One of the most important aspects to consider when reading electronic literature is the form it takes and how this affects the way we read it. As with many of the electronic texts we’ve read this semester, Stephanie Strickland’s “Vniverse” gives the reader much freedom when it comes to ordering the text at hand and deciding which order to read it in. As we know, in “Vniverse,” each part of a WaveSon.net/Tercet is assigned a star in a constellation. Stars, as parts of constellations, are parts of a greater whole. This is also true of the pieces of poetry that appear in “Vniverse” when you hover your cursor over a star. The place in each constellation the pieces of poetry are assigned is as important as the poetry itself. Each part of the whole is important to consider while looking at electronic literature such as this. Without examining and taking into consideration each piece, the entire system can fall apart.
Take, for example, this constellation and individual star. The constellation as a whole resembles the shape of a person, and, if we take into consideration the first star in the constellation (highlighted above) it can be assumed that the shape is meant to depict a woman. The repeated use of the letter V gives reason for this assumption, as V is used as a slang term for female genitalia. Also, the series of three Vs in a row resembles a wave, which is a cyclical motion or pattern. Many biological functions of a woman’s body also exist in cyclical patterns.

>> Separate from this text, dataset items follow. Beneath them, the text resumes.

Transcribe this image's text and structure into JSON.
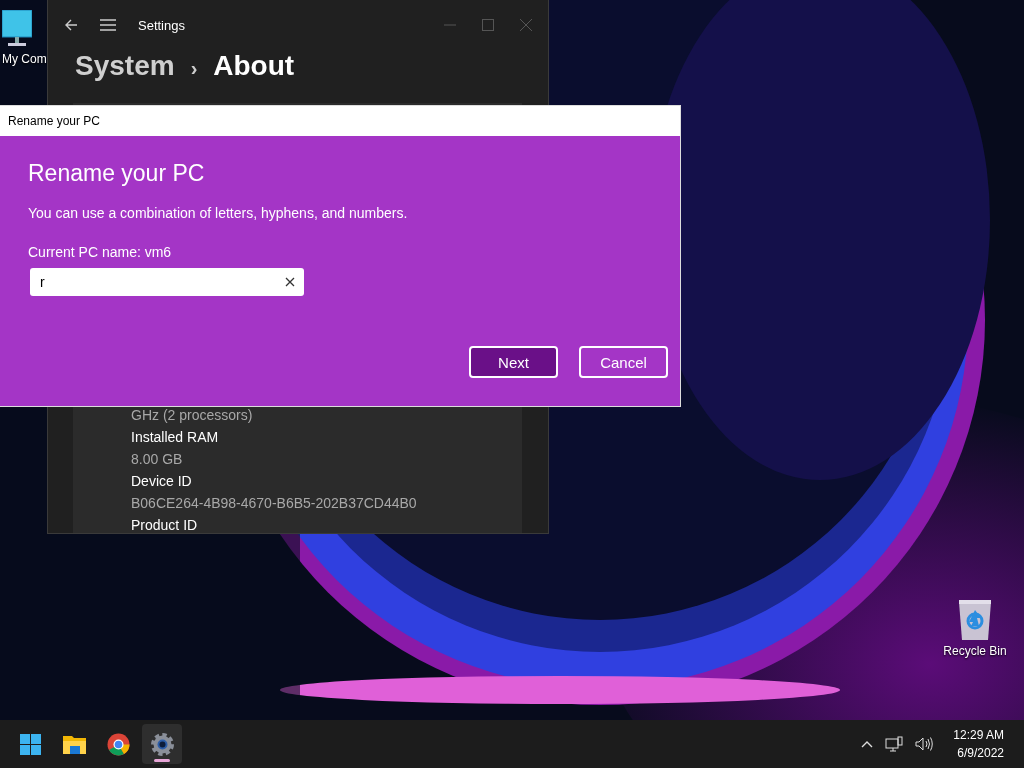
{
  "desktop_icons": [
    {
      "kind": "computer",
      "label": "My Com"
    },
    {
      "kind": "recycle",
      "label": "Recycle Bin"
    }
  ],
  "settings_window": {
    "title": "Settings",
    "breadcrumb": [
      "System",
      "›",
      "About"
    ],
    "details": [
      {
        "kind": "value",
        "text": "GHz  (2 processors)"
      },
      {
        "kind": "label",
        "text": "Installed RAM"
      },
      {
        "kind": "value",
        "text": "8.00 GB"
      },
      {
        "kind": "label",
        "text": "Device ID"
      },
      {
        "kind": "value",
        "text": "B06CE264-4B98-4670-B6B5-202B37CD44B0"
      },
      {
        "kind": "label",
        "text": "Product ID"
      }
    ]
  },
  "dialog": {
    "title": "Rename your PC",
    "heading": "Rename your PC",
    "description": "You can use a combination of letters, hyphens, and numbers.",
    "current_name": "Current PC name: vm6",
    "input": {
      "value": "r"
    },
    "buttons": [
      {
        "label": "Next",
        "primary": true
      },
      {
        "label": "Cancel",
        "primary": false
      }
    ]
  },
  "taskbar": {
    "apps": [
      {
        "kind": "start",
        "active": false
      },
      {
        "kind": "explorer",
        "active": false
      },
      {
        "kind": "browser",
        "active": false
      },
      {
        "kind": "settings",
        "active": true
      }
    ],
    "clock": {
      "time": "12:29 AM",
      "date": "6/9/2022"
    }
  }
}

If we look at the constellation as a whole, we can see that the figure consists of many V shapes at varying angles of open—two oblique lines connected at the point by a star. This repetition of V shapes mirrors the repetition of the letter V in the snippet of poem associated with this particular star. The part of the poem that reads “If you understand virginity / you understand abstraction, you understand V” is a direct association with the shape of the constellation. Virginity is often a virtue that is associated more commonly with women, than it is with men. Additionally, the word “abstraction” can refer to the shape of the constellation itself. Upon first glance, the shape is abstract, but it is possible to discern a particular shape. Essentially, by understanding that virginity is more commonly a female virtue than a male virtue, you can understand that the abstraction of lines and dots in front of you is meant to be the shape of a woman. It is only by taking both this bit of poetry and the shape of the constellation into account that we can make this reading. By understanding these aspects, “you understand VVV,” meaning you are able to understand exactly what the constellation is and what it represents.
In electronic literature, everything from the language to the method of reading it to the platform it uses is significant. If you write off a seemingly irrelevant part of a text, you are writing off an element that could provide you with a clearer reading of the text and something that is vital to the system that the author has created.